Tour de France mechanics: combining SRAM Red Etap AXS with Di2 buttons
Out and about at Le Grand Départ we spotted a little SRAM Red etap: Di2 combination on Trek-Segafredo’s Edward Theuns’ Trek Madone.
The 30-year-old Belgian rider, most likely on lead-out duty at this year’s Grande Boucle, has Shimano’s Di2 SW-R610 “sprinter shifters” tucked neatly beneath the bar tape in the drops of his Bontrager bars.
The inclusion of the sprinter buttons is not in itself all that surprising. However, to see the Di2 component on an otherwise entirely SRAM Red Etap AXS equipped bike is interesting, if not entirely new.
Both Shimano and SRAM offer satellite shifter options for their electronic groupsets. While Shimano offers a range of shifters, with sprinting and climbing orientated options, SRAM offers the recently released “MultiClic” satellite shifter option. Looking at sprinting options, the Shimano SW-R610 is smaller and easier mounted on the drops, than the SRAM option.
This hack is actually not all that difficult. Although both the Di2 and the SRAM blip satellite shifters have very different connector heads, both are functionally very similar and underneath the hood are just simple microswitches.

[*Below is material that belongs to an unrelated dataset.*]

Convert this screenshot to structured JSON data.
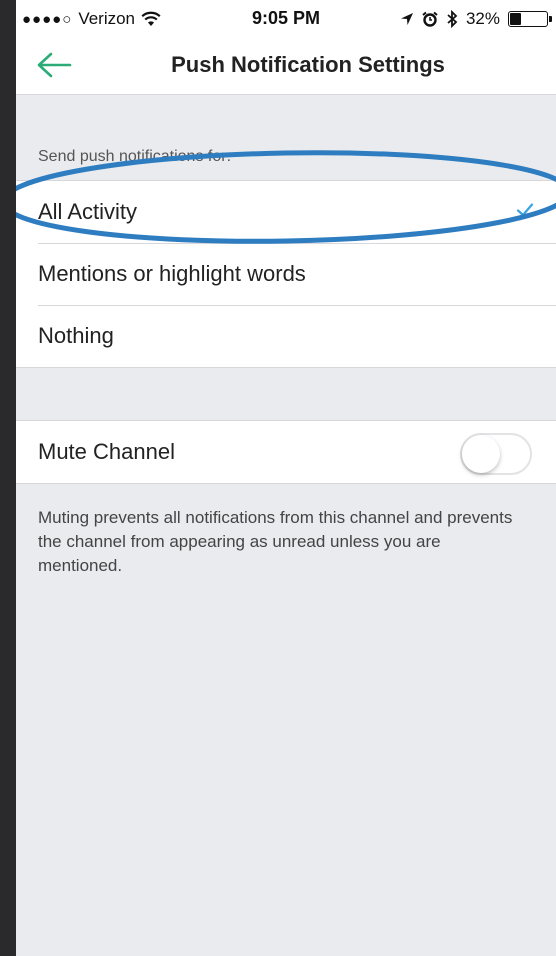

The hack is as simple as cutting the wire on both units, swapping the connectors, and resoldering the wire. Perhaps not a job to risk if you are new to soldering, but this is likely one of the easier tasks a team might request of a World Tour mechanic.
The hack does give us a little insight into the importance of rider comfort, ergonomics, and some of the behind the scenes work of World Tour mechanics. Not to mention how far drivetrains have progressed, from downtube shifters 30 years ago to electronic shifting with up to six individual rear derailleur shifting controls on the bars of a modern road bike.